Se oyó el timbre del teléfono. Avigail le dirigió una mirada interrogante y después respondió a la llamada. Volvió a mirarlo y le tendió el auricular.

– Es para ti -dijo sin sorpresa, y se dirigió al dormitorio.

Michael oyó cómo abría las puertas del armario y a continuación se sentó para aquietar el pánico.

– No es nada -le dijo Sarit por el teléfono-, no es nada grave, solamente le han pegado una pedrada.

– ¿Quién te lo ha dicho? -se oyó preguntar Michael.

– Su madre ha llamado por teléfono. Quería que te dijera que no es nada grave. Tiene un brazo roto y ha recibido una pedrada cerca del ojo. Está en el Hadassah Ein Karem, quería que lo supieras.

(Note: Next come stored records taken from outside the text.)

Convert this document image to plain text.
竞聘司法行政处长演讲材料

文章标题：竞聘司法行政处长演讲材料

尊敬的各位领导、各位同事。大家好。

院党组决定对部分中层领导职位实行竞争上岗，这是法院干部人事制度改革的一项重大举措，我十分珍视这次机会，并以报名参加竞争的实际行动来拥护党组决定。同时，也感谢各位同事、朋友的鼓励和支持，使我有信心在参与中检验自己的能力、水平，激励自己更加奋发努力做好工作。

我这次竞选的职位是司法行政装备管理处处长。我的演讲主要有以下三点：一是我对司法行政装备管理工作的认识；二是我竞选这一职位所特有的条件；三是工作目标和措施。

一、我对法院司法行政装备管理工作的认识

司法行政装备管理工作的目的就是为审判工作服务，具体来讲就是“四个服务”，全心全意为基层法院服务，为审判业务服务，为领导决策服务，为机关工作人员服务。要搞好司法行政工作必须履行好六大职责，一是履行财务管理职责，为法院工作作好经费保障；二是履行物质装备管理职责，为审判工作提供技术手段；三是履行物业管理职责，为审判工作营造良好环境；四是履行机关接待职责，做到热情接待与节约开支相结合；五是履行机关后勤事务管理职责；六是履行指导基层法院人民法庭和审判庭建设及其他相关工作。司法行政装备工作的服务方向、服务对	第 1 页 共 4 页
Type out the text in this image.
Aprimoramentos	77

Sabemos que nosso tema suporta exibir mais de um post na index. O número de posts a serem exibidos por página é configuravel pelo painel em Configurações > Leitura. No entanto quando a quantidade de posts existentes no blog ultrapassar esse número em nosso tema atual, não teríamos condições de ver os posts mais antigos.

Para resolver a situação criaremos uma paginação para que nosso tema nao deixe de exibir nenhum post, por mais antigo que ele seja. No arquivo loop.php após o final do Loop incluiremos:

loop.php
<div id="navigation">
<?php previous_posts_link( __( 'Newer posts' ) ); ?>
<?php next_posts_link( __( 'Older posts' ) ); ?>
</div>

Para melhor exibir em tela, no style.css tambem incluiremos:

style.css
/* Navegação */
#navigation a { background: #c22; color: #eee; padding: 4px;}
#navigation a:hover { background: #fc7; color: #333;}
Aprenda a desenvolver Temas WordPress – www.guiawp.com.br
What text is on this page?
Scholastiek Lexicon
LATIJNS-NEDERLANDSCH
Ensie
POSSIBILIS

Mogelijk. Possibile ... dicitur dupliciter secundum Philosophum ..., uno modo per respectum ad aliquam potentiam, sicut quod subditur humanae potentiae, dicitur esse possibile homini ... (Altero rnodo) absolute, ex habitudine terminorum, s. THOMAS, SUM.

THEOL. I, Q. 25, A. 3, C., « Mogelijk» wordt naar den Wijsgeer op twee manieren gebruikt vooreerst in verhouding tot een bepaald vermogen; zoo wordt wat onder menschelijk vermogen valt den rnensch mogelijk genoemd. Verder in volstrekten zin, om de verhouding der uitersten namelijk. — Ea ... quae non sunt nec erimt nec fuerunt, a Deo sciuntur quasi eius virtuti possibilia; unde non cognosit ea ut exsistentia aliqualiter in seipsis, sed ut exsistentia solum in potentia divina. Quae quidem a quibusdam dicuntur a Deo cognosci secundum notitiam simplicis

Avigail apareció en la puerta del dormitorio y depositó su maleta en el suelo.

– Tengo un hijo -dijo Michael con voz trémula.

– ¿Sí? -dijo Avigail, mirándolo de frente-. ¿Le ha pasado algo? Por tu gesto yo diría que sí. ¿Qué ha pasado? ¿Dónde está?

– En el Hadassah Ein Karem -dijo Michael, tratando de dominar el temblor de sus manos.

– ¿Quién te lo ha notificado? -preguntó Avigail a la vez que le quitaba de entre los dedos la cerilla encendida, la apagaba de un soplo y la dejaba cuidadosamente en el cenicero.

– Su madre. Hace años estuve casado, y tengo un hijo. Está a punto de terminar el servicio militar, no tardarán en licenciarlo.

Avigail respiró hondo y luego dijo:

– Si quieres te acompaño al Ein Karem. Me quedaré esperándote fuera.

El teléfono volvió a sonar y Avigail miró a Michael, que se abalanzó hacia el aparato.

– ¿Sí? -se oyó decir. Y al cabo de un momento pronunció «sí» varias veces, luego «eso era lo que pensaba», y al final-: Se puede marchar cuando haya firmado su declaración.

Avigail recogió su maleta. Pasaron unos instantes hasta que Michael apagó su cigarrillo y se la quitó de las manos.

– ¿Qué llevas aquí? ¿Piedras? -preguntó. Luego cerró la puerta con el hombro tras de sí.

– ¿Quién ha llamado ahora? -preguntó Avigail ya en el coche.

– Benny. La carta de Osnat estaba en la caja fuerte de Aarón Meroz, como estaba previsto.

– No puedo dejar de pensar en Yoyo. Agobiado por un secreto así y sin contárselo a nadie. Qué manera de vivir -tras un silencio añadió-: Claro que no es el único.

Cuando se acercaban al hospital, Michael dijo:

– Las personas se aprisionan en la realidad que inventan. Crean secretos de los que luego no saben cómo escapar.

Avigail se miraba las manos sin decir nada. Pero cuando Michael aparcó a la entrada del hospital, le sonrió inquieta y susurró:

– Se pondrá bien, tu hijo. Ya lo verás. ¿Cómo se llama?

– Yuval -respondió Michael-. Se llama Yuval.